If you see this message, all checkpoint files exist. The function will skip computation and load results from files.

**Solution:**
- If you want to re-run, set `resume=False`
- Or manually delete checkpoint files

### Checkpoint files from different parameter settings
If you change `rank_range` or `lambda_values` but checkpoint files exist from previous run:

**Solution:**
- Set `resume=False` to delete old checkpoints
- Or use a different `output_dir`
- Or manually delete old checkpoint files

### Partial checkpoint from interrupted iteration
If the process crashes mid-iteration (before checkpoint is saved), that iteration's partial work is lost. But all previous complete iterations are safe.

**Solution:**
- Simply re-run with `resume=True`
- The incomplete iteration will be re-computed
- All previous iterations will be loaded from checkpoints

## Updated Execution Workflow

### In 13.00-multiomics-barnacle.Rmd

The execution chunk now automatically:

1. Creates the output directory
2. Passes `output_dir` to the function (enables saving)
3. Sets `resume=True` (default, loads existing checkpoints)
4. Saves final aggregated results after completion

No additional user action required - incremental saving is automatic!

## Performance Impact

### Checkpoint Saving Time
- Writing each checkpoint file: <1 second
- Negligible compared to model fitting time (minutes per model)
- Total overhead: <10 seconds for 10 iterations

### Loading Checkpoints
- Reading 10 checkpoint files: ~1 second
- Only happens at function start
- Minimal impact on total runtime

## Comparison to Alternatives

### Alternative 1: Manual Periodic Saving
- User must remember to stop and save
- Risk of forgetting
- Difficult to resume mid-iteration

### Alternative 2: Save After Every Model
- Too frequent I/O operations
- Hundreds of checkpoint files
- Harder to manage and resume

### Alternative 3: No Saving (Original)
- Simplest implementation
- **All progress lost on interruption**
- Not viable for long-running analyses

**Our approach (save after each iteration) is the sweet spot:**
- Frequent enough to minimize data loss
- Infrequent enough to minimize overhead
- Natural resumption points (complete iterations)

## Future Enhancements

Possible future improvements:

1. **Progress Bar**: Add tqdm progress bar showing iteration completion
2. **Time Estimation**: Predict total runtime based on completed iterations
3. **Cloud Storage**: Save checkpoints to S3/cloud for distributed computing
4. **Compression**: Compress checkpoint files to save disk space
5. **Metadata**: Add timestamp and system info to checkpoints
6. **Validation**: Verify checkpoint integrity before loading

## References

- Blaskowski, S. (2024). Barnacle: Sparse CP Tensor Decomposition.

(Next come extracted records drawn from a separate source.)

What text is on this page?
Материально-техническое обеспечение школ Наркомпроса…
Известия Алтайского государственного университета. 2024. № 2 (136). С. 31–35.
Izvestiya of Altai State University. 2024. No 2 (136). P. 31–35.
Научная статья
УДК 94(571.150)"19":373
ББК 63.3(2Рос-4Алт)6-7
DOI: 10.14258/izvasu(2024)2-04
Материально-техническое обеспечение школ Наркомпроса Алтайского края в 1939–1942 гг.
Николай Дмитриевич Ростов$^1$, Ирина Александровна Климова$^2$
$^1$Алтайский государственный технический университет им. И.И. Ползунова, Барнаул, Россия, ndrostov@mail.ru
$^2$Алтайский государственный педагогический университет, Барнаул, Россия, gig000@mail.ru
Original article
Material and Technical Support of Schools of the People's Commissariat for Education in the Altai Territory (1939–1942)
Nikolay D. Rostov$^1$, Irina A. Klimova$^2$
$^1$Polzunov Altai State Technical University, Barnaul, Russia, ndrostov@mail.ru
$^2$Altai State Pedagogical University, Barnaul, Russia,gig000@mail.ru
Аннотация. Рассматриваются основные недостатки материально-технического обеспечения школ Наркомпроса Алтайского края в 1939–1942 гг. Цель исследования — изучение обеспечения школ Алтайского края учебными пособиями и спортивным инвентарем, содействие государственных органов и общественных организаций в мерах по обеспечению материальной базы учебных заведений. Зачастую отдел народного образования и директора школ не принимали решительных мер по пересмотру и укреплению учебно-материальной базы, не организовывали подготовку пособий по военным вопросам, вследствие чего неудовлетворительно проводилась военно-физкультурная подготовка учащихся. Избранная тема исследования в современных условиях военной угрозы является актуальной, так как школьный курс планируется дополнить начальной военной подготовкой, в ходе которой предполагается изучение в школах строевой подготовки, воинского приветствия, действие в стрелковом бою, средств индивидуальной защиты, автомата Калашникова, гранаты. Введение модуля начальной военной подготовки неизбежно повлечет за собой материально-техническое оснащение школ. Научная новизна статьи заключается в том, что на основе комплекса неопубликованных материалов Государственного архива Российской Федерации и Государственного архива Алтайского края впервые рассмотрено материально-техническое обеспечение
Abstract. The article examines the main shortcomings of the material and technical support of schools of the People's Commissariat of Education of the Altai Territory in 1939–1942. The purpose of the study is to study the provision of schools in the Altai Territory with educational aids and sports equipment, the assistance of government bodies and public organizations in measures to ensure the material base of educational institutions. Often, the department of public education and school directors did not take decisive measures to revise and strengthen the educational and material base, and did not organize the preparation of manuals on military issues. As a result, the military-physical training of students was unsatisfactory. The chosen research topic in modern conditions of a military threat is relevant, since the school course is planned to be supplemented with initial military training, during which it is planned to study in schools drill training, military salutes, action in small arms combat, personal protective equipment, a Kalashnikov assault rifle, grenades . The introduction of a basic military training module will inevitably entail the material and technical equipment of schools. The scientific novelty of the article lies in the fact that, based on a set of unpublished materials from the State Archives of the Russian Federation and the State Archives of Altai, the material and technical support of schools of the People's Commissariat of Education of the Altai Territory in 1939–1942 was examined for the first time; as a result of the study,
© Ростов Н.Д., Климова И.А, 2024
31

PhD Dissertation.
- User request: "Since the runtimes for this are long, please review the bootstrapping process and ensure data are saved along the way"
- Implementation date: December 2025

## Summary

**Key Takeaway:** The bootstrap analysis now automatically saves progress after each iteration, allowing you to resume interrupted runs without losing hours of computation. Simply re-run the same command with `resume=True` (default) and it will continue from where it left off.